Next, students move through the research phase by reading and gathering data, and then they draft their CERCA: Claim, Evidence, Reasoning, Counterargument, Audience. The program offers tips and sentence stems to help get the ideas flowing. By the end, after a process that also includes collaboration with peers, students submit their written argument online, allowing teachers to provide feedback and keep all lessons in a centralized location.
“The scores are blowing people away,” Murphy says of the growth seen in student performance — more than 350 percent improvements on assessments year to year. She recommends that teachers do at least 10 of these lessons each year, with each stretching over three to five class periods. “The more you do, the more growth you see,” she says.
Middle schools have been the earliest adopters of ThinkCERCA, which has been used in over 220 districts nationwide since its 2012 launch, but the program stretches down to elementary school and up into high school.
Barton Dassinger, principal of Cesar E. Chávez Multicultural Academic Center in Chicago, says his fifth- through eighth-graders use ThinkCERCA, mostly in language arts but also in other subjects. “When looking at alternatives out there, it is the best we have seen for developing students’ writing skills and analyzing text critically so they can translate it to argumentative writing,” he says. “One of the things that makes it effective is because it is so cross-curricular.”

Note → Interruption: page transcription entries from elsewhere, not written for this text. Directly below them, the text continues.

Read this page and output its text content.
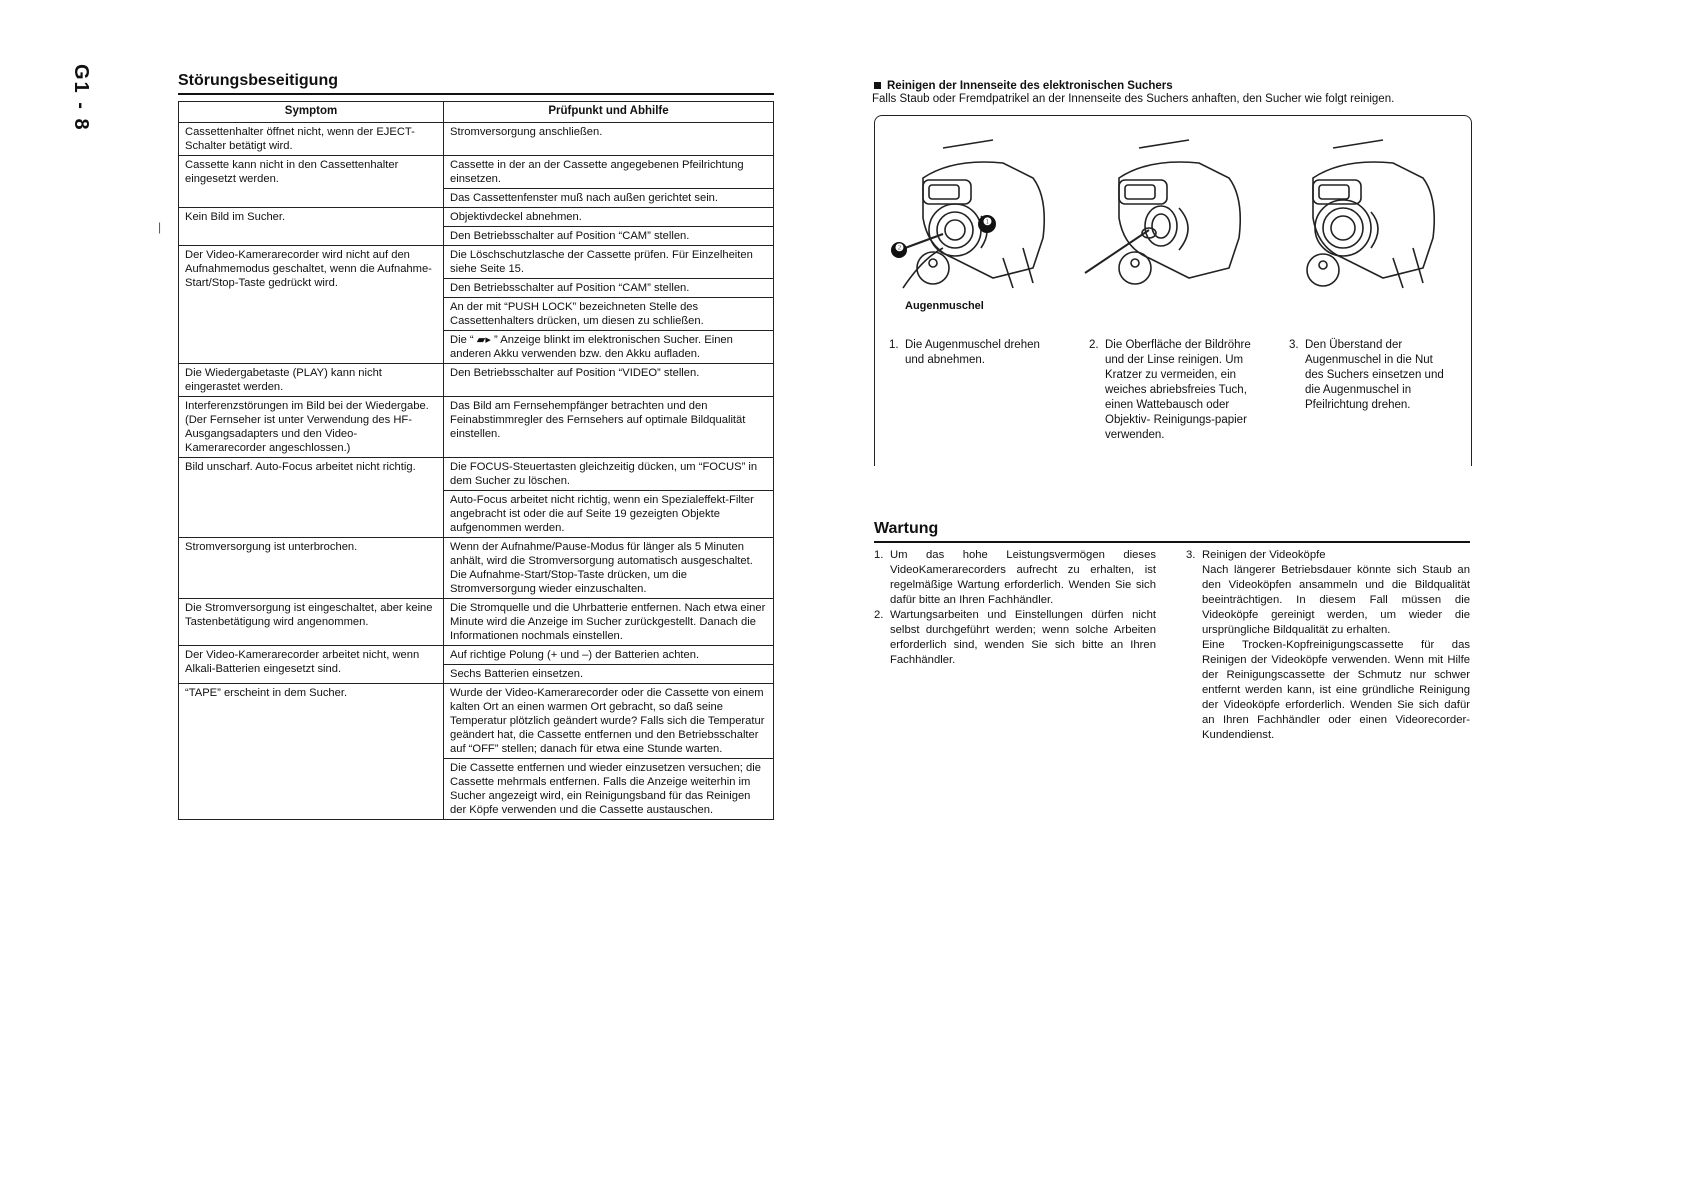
G1 - 8	Störungsbeseitigung
Symptom	Prüfpunkt und Abhilfe
Cassettenhalter öffnet nicht, wenn der EJECT-Schalter betätigt wird.	Stromversorgung anschließen.

Cassette kann nicht in den Cassettenhalter eingesetzt werden.	Cassette in der an der Cassette angegebenen Pfeilrichtung einsetzen.
Das Cassettenfenster muß nach außen gerichtet sein.

Kein Bild im Sucher.	Objektivdeckel abnehmen.
Den Betriebsschalter auf Position “CAM” stellen.

Der Video-Kamerarecorder wird nicht auf den Aufnahmemodus geschaltet, wenn die Aufnahme-Start/Stop-Taste gedrückt wird.	Die Löschschutzlasche der Cassette prüfen. Für Einzelheiten siehe Seite 15.
Den Betriebsschalter auf Position “CAM” stellen.
An der mit “PUSH LOCK” bezeichneten Stelle des Cassettenhalters drücken, um diesen zu schließen.
Die “ ▰▸ ” Anzeige blinkt im elektronischen Sucher. Einen anderen Akku verwenden bzw. den Akku aufladen.

Die Wiedergabetaste (PLAY) kann nicht eingerastet werden.	Den Betriebsschalter auf Position “VIDEO” stellen.

Interferenzstörungen im Bild bei der Wiedergabe. (Der Fernseher ist unter Verwendung des HF-Ausgangsadapters und den Video-Kamerarecorder angeschlossen.)	Das Bild am Fernsehempfänger betrachten und den Feinabstimmregler des Fernsehers auf optimale Bildqualität einstellen.

Bild unscharf. Auto-Focus arbeitet nicht richtig.	Die FOCUS-Steuertasten gleichzeitig dücken, um “FOCUS” in dem Sucher zu löschen.
Auto-Focus arbeitet nicht richtig, wenn ein Spezialeffekt-Filter angebracht ist oder die auf Seite 19 gezeigten Objekte aufgenommen werden.

Stromversorgung ist unterbrochen.	Wenn der Aufnahme/Pause-Modus für länger als 5 Minuten anhält, wird die Stromversorgung automatisch ausgeschaltet. Die Aufnahme-Start/Stop-Taste drücken, um die Stromversorgung wieder einzuschalten.

Die Stromversorgung ist eingeschaltet, aber keine Tastenbetätigung wird angenommen.	Die Stromquelle und die Uhrbatterie entfernen. Nach etwa einer Minute wird die Anzeige im Sucher zurückgestellt. Danach die Informationen nochmals einstellen.

Der Video-Kamerarecorder arbeitet nicht, wenn Alkali-Batterien eingesetzt sind.	Auf richtige Polung (+ und –) der Batterien achten.
Sechs Batterien einsetzen.

“TAPE” erscheint in dem Sucher.	Wurde der Video-Kamerarecorder oder die Cassette von einem kalten Ort an einen warmen Ort gebracht, so daß seine Temperatur plötzlich geändert wurde? Falls sich die Temperatur geändert hat, die Cassette entfernen und den Betriebsschalter auf “OFF” stellen; danach für etwa eine Stunde warten.
Die Cassette entfernen und wieder einzusetzen versuchen; die Cassette mehrmals entfernen. Falls die Anzeige weiterhin im Sucher angezeigt wird, ein Reinigungsband für das Reinigen der Köpfe verwenden und die Cassette austauschen.

Reinigen der Innenseite des elektronischen Suchers

Falls Staub oder Fremdpatrikel an der Innenseite des Suchers anhaften, den Sucher wie folgt reinigen.

❶
❷
Augenmuschel
1. Die Augenmuschel drehen und abnehmen.
2. Die Oberfläche der Bildröhre und der Linse reinigen. Um Kratzer zu vermeiden, ein weiches abriebsfreies Tuch, einen Wattebausch oder Objektiv- Reinigungs-papier verwenden.
3. Den Überstand der Augenmuschel in die Nut des Suchers einsetzen und die Augenmuschel in Pfeilrichtung drehen.
Wartung
1. Um das hohe Leistungsvermögen dieses VideoKamerarecorders aufrecht zu erhalten, ist regelmäßige Wartung erforderlich. Wenden Sie sich dafür bitte an Ihren Fachhändler.
2. Wartungsarbeiten und Einstellungen dürfen nicht selbst durchgeführt werden; wenn solche Arbeiten erforderlich sind, wenden Sie sich bitte an Ihren Fachhändler.
3. Reinigen der Videoköpfe
Nach längerer Betriebsdauer könnte sich Staub an den Videoköpfen ansammeln und die Bildqualität beeinträchtigen. In diesem Fall müssen die Videoköpfe gereinigt werden, um wieder die ursprüngliche Bildqualität zu erhalten.
Eine Trocken-Kopfreinigungscassette für das Reinigen der Videoköpfe verwenden. Wenn mit Hilfe der Reinigungscassette der Schmutz nur schwer entfernt werden kann, ist eine gründliche Reinigung der Videoköpfe erforderlich. Wenden Sie sich dafür an Ihren Fachhändler oder einen Videorecorder-Kundendienst.
|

No matter the subject, Dassinger says, his teachers have seen ThinkCERCA change the way students talk. “They are trying to back up what they are saying with evidence from the text,” he says. “It is starting to change and influence the way kids are thinking and writing in other subject areas.”
With writing such a traditionally tough subject to teach, the ThinkCERCA program makes it more interesting and engaging for students, he says. But it’s not about having fun.
“It is hard,” Dassinger says. “It is a rigorous curriculum. If you look at the texts that they are saying are on grade-level curriculum, it challenges them to read it and understand it to write an essay.”